Sampai sekarang, Tanisha bahkan belum bisa mengenali wajah sosok yang bersamanya malam itu. Dan kini, hasil perbuatan mereka malah bersemayam di perutnya. Langit serta keluarga lelaki itu pasti akan merasa tertipu dan marah besar, begitupun dengan keluarganya.

Tanisha mengangkat kepalanya yang ia tumpukan pada setir mobil dan langsung merobek hasil tes kehamilannya. Tak boleh ada jejak yang tersisa. Untuk keputusan yang akan ia ambil ke depannya, akan dirinya pikirkan nanti. Yang terpenting, tak boleh ada yang mengetahuinya.

Tanisha menyentuh perutnya dengan mata berkaca-kaca. “Maaf. Tapi, aku belum bisa menerima kamu.”

Seandainya bukan akibat insiden malam itu, tentu saja Tanisha akan menerima kehamilannya dengan suka cita. Sayangnya, keadaannya sekarang sangat rumit. Langit bukanlah Bumi yang baik hati. Lelaki itu penuh perhitungan. Pastinya, tak ada toleransi untuk kesalahannya kali ini.

Setelah puas menumpahkan resah yang membelenggu hatinya, barulah Tanisha melajukan mobilnya keluar dari area rumah sakit. Ia telah menyingkirkan bukti kehamilannya. Tanisha juga telah memastikan jika penampilannya tak terlalu kacau untuk bertemu siapa pun.

“Tidak ada yang boleh tahu.” Tanisha menggumamkan kalimat tersebut berulang kali.

Biarlah cukup dirinya saja yang tahu. Seperti lelaki itu yang menghilang tanpa jejak, Tanisha pun akan menghilangkan jejaknya. Sebab, tak ada alasan untuk mempertahankannya. Bukan hanya suaminya yang akan murka jika mengetahui rahasianya, ayahnya mungkin akan langsung membunuhnya.
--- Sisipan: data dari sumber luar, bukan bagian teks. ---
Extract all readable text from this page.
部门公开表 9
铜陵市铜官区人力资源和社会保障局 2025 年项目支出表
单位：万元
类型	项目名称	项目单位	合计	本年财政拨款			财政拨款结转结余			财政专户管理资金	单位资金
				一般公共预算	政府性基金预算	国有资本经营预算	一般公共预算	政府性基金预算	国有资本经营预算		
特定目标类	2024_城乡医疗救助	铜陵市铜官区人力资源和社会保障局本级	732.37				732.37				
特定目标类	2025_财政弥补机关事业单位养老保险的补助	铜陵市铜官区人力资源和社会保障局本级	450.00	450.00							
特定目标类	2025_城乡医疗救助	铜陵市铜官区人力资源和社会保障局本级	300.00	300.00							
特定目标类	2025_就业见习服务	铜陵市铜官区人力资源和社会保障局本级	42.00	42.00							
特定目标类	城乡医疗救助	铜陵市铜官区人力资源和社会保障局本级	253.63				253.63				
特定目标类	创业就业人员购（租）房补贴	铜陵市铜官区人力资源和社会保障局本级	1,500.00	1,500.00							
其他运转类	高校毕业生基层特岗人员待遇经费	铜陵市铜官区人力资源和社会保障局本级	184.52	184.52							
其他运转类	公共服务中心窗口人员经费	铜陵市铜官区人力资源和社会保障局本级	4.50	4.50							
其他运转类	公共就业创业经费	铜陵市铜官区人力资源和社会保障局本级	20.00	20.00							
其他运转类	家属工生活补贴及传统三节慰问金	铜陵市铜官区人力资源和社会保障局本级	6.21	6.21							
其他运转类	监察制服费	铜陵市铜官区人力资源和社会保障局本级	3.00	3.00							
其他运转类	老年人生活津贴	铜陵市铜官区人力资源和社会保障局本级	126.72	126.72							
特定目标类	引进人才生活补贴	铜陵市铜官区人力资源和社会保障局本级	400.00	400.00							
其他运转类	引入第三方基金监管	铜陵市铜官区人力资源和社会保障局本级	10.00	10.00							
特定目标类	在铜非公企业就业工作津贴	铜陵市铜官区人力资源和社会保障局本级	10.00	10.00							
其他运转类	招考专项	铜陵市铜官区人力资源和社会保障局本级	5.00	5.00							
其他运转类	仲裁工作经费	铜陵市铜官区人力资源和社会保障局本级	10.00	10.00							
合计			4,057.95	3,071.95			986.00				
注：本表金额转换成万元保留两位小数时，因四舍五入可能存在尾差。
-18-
Tanisha langsung pulang karena kebetulan agenda kegiatannya hari ini telah usai. Ia memilih kembali mendekam di kamar tamu seharian penuh. Pening yang mendera kepalanya belum benar-benar hilang. Setelah bangun tidur nanti, Tanisha bukan hanya berharap peningnya menghilang, tetapi juga masalah besar yang menimpanya.

Ketika terjaga, Tanisha kembali mendapati Langit duduk di tepi ranjang. Kemeja putih yang lelaki itu kenakan agak kusut di bagian bawah. Sepertinya, Langit belum berganti pakaian sepulang dari kantor DPP (Dewan Pengurus Pusat). Tanisha tidak tahu apa yang lelaki itu pakai saat berangkat tadi.

“Para pelayan bilang kamu sakit? Sudah ke dokter?” tanya Langit seraya menoleh ke samping. Sorot mata lelaki itu tetap datar. Tak menunjukkan kekhawatiran sama sekali.

“Hanya kurang enak badan. Mungkin karena jam tidurku yang berantakan. Aku hanya butuh istirahat yang cukup,” jawab Tanisha tanpa terlihat gugup sama sekali.

Banyak orang yang memuji aktingnya. Bahkan, tak sekali dua kali ia mendapat piala penghargaan atas kerja kerasnya di dunia hiburan. Jadi, seharusnya bukan hal yang sulit untuk menunjukkan sedikit bakatnya di hadapan sang suami. Akting tidurnya memang buruk, tetapi tidak dengan caranya bertutur kata.

“Oke. Kalau begitu, saya harap kamu tetap bisa menemani saya besok malam. Atau kalau keadaan kamu belum membaik, saya bisa beralasan kalau kamu sedang sakit,” balas Langit yang sudah kembali berdiri.

“Tenang saja. Besok aku pasti bisa menemani Mas Langit ke acara itu,” jawab Tanisha agak sarkas.

Sekali lagi Tanisha kembali diingatkan jika perannya hanya sebagai pelengkap. Pemanis yang harus selalu siap untuk mempercantik keadaan. Itulah mengapa dirinya harus selalu sehat. Jika bukan karena itu, tak akan ada yang memedulikannya.

Tanisha kembali berbaring dan memejamkan mata. Ia tak tertarik memperpanjang obrolannya dengan Langit. Lelaki itu hanya ingin memastikan kesediaannya untuk menghadiri acara besok malam. Jadi, seharusnya tak ada lagi yang perlu dibicarakan.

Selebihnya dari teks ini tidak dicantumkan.